First, let's start with:

template <bool... List>
struct all;

all is super useful. So are its close relatives any and none. The way you wrote all is fine and works, but doesn't make it easier to write the other two. A good way of writing these out is to use @Columbo's bool_pack trick:

template <bool...> struct bool_pack;

template <bool f, bool... bs>
using all_same = std::is_same<bool_pack<f, bs...>, bool_pack<bs..., f>>;

That's just your helper. You can use that to implement all the rest easily:

template <bool... bs>
using all_of = all_same<true, bs...>;

template <bool... bs>
using none_of = all_same<false, bs...>;

template <bool... bs>
using any_of = std::integral_constant<bool, !none_of<bs...>::value>;

And once we have that, we can reimplement contains as a one-liner:

template <typename Elem, typename... List>
using contains = any_of<std::is_same<Elem, List>::value...>;

Similarly to before, I don't see the value in enable_if_elem. And common_result_of should take the type, not just yield the metafunction:

template <typename F, typename... ArgTypes>
using common_result_of =
    std::common_type_t<std::result_of_t<F(ArgTypes)>::...>;

Although it's more readabile to just stick that in your variant itself:

// no need to use anything in detail::, unless you need to 
// write your own aliases for common_type_t and result_of_t
template <typename F>
using result_of = std::common_type_t<std::result_of_t<F(T)>...>;

Now onto the usage. Throughout, you use these metafunctions in the return type:

template <typename T>
typename enable_if_movable<T>::type operator()(T&& value);

Or as a dummy pointer:

template <typename U>
variant(U const& value,
        typename detail::variant::enable_if_elem<U, T...>::type* = nullptr)

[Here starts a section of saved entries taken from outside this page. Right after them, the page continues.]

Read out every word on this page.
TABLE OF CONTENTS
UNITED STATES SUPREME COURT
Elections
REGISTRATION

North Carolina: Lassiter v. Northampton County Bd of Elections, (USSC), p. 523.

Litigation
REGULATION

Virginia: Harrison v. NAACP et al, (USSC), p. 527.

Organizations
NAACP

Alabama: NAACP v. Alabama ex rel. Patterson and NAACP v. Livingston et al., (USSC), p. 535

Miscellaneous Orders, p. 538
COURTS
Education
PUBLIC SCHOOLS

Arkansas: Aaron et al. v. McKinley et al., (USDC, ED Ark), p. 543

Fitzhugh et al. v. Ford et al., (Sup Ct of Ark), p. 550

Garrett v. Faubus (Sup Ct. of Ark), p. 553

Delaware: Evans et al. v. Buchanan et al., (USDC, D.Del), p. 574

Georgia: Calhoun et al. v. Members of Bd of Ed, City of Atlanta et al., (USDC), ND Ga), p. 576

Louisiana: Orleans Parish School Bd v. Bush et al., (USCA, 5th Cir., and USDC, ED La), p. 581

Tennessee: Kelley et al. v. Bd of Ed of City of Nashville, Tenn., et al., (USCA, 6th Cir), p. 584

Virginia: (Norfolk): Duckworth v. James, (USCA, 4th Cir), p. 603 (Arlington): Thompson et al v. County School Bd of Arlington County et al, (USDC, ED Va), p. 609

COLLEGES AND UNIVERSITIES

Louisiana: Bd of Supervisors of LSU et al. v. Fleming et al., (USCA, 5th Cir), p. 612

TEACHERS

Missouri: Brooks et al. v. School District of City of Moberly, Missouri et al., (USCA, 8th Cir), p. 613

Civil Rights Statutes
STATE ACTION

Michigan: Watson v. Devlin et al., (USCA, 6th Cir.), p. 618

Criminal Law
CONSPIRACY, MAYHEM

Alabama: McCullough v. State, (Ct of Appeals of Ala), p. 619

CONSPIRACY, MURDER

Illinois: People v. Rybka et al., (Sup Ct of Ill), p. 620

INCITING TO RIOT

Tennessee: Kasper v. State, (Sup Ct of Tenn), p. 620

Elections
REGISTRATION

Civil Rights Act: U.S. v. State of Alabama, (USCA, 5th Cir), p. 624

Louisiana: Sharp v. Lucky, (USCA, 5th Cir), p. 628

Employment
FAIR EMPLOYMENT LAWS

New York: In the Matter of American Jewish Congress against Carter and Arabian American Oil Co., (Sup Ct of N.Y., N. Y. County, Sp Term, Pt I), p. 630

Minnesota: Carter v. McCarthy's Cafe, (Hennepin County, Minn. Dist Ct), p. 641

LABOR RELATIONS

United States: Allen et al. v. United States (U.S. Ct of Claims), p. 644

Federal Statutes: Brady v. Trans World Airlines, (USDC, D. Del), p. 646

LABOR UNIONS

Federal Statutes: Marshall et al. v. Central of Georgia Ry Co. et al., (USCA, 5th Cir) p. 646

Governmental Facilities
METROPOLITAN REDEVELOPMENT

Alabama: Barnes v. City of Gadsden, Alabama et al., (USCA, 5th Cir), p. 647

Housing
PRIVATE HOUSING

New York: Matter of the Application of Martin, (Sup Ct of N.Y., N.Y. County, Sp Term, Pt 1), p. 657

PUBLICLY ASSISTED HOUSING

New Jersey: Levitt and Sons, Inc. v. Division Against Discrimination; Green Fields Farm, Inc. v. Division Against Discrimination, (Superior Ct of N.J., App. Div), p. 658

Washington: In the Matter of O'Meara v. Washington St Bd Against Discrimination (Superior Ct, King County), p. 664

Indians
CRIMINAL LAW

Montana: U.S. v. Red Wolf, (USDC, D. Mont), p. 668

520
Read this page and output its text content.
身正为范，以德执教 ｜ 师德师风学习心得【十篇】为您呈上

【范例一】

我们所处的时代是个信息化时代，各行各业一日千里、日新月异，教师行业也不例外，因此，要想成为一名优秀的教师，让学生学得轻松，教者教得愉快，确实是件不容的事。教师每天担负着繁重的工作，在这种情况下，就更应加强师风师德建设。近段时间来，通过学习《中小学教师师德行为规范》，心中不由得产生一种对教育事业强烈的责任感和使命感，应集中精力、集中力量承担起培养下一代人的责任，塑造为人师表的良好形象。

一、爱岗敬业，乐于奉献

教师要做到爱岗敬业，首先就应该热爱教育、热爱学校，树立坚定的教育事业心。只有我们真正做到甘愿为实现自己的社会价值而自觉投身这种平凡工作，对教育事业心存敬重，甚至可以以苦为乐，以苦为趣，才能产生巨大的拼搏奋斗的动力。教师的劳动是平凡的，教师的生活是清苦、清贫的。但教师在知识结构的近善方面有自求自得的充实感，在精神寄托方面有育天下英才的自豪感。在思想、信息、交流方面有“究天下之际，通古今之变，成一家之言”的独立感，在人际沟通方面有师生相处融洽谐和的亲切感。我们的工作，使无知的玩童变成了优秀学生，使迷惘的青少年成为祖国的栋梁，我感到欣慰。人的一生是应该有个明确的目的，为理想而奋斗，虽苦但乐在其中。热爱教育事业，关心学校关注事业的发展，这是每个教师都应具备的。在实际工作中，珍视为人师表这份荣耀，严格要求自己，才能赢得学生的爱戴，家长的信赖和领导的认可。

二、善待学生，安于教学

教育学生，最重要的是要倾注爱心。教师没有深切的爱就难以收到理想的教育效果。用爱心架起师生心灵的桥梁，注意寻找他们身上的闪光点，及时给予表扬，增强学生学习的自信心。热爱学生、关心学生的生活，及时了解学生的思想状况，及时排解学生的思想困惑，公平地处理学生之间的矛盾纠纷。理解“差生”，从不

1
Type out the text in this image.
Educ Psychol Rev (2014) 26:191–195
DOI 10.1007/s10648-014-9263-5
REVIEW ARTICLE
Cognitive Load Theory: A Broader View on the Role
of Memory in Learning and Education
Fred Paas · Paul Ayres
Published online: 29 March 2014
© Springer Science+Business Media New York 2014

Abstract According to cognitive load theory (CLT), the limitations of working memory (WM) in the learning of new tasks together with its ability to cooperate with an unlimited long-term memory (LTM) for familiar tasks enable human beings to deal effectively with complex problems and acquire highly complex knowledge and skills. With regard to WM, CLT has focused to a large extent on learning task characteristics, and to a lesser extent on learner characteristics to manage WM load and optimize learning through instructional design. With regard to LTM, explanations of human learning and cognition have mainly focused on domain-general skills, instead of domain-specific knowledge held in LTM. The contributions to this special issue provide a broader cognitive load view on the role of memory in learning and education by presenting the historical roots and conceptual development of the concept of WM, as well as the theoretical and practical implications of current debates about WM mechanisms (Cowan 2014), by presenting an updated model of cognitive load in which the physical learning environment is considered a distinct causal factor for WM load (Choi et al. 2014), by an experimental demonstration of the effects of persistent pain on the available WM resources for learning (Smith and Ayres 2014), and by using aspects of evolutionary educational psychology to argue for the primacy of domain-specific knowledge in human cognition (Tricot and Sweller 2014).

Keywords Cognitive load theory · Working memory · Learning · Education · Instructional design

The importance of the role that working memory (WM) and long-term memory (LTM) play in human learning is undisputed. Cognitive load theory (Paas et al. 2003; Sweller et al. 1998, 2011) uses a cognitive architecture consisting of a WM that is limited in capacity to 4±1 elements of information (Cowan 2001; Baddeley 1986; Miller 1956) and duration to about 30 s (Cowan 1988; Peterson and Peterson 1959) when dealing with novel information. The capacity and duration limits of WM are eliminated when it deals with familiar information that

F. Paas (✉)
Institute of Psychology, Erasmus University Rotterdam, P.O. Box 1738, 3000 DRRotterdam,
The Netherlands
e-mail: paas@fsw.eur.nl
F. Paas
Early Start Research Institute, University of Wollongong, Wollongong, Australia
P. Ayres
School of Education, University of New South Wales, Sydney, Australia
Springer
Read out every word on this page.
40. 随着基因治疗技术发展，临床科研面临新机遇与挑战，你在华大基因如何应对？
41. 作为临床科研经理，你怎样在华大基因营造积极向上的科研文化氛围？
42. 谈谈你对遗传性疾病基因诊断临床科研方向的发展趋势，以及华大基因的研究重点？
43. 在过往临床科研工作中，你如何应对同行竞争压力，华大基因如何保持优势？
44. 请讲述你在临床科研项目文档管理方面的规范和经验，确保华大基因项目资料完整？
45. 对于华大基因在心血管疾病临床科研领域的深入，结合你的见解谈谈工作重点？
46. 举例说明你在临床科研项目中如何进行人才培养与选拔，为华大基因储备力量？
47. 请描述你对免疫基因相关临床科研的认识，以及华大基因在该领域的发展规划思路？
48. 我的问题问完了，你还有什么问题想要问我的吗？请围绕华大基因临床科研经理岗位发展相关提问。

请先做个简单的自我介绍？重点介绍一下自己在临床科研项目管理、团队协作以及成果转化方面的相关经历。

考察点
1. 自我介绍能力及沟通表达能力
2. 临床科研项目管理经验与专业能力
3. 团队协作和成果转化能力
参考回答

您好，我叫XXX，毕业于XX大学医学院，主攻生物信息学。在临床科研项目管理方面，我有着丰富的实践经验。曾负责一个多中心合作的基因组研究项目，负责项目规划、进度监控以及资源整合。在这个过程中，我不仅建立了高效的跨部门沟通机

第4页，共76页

But in both cases, I find it a lot easier to parse complex template expressions if you put the SFINAE logic as an unnamed final template parameter:

template <typename T,
          typename = std::enable_if_t<std::is_move_constructible<T>::value>
          >
void operator()(T&& value);

template <typename U,
          typename = std::enable_if_t<contains<U, T...>::value>
          >
variant(U const& value);

The consistency helps understanding too. The dummy pointer argument is a confusing hack leftover from C++03. There's no need for it anymore. Especially when you need two dummy pointers:

 template <typename U,
           typename = std::enable_if_t<contains<U, T...>::value &&
                                       std::is_move_constructible<U>::value>
           >
 variant(U&& value);

Side note on this guy. It doesn't actually do what you want. This isn't an arbitrary rvalue reference - it's a forwarding reference. In fact, we can even combine the two constructors here in one go:

template <typename U,
          typename V = std::remove_reference_t<U>,
          typename = std::enable_if_t<contains<V, T...>::value &&
                                      std::is_constructible<V, U&&>::value>
          >
variant(U&& value)
: which_{elem_index<V, T...>::value}
{
    new (&storage_) V(std::forward<U>(value));  
}

Note that this also solves another problem with your code - namely that you never check if a class is copy constructible. What if you wanted to stick something like unique_ptr in your variant. Move constructible, but not copy constructible - but you never checked that in your code. Important - otherwise your users would just get cryptic error messages.

I think this concludes the metafunction portion. I will write a review of variant itself a bit later. Hope you find this helpful.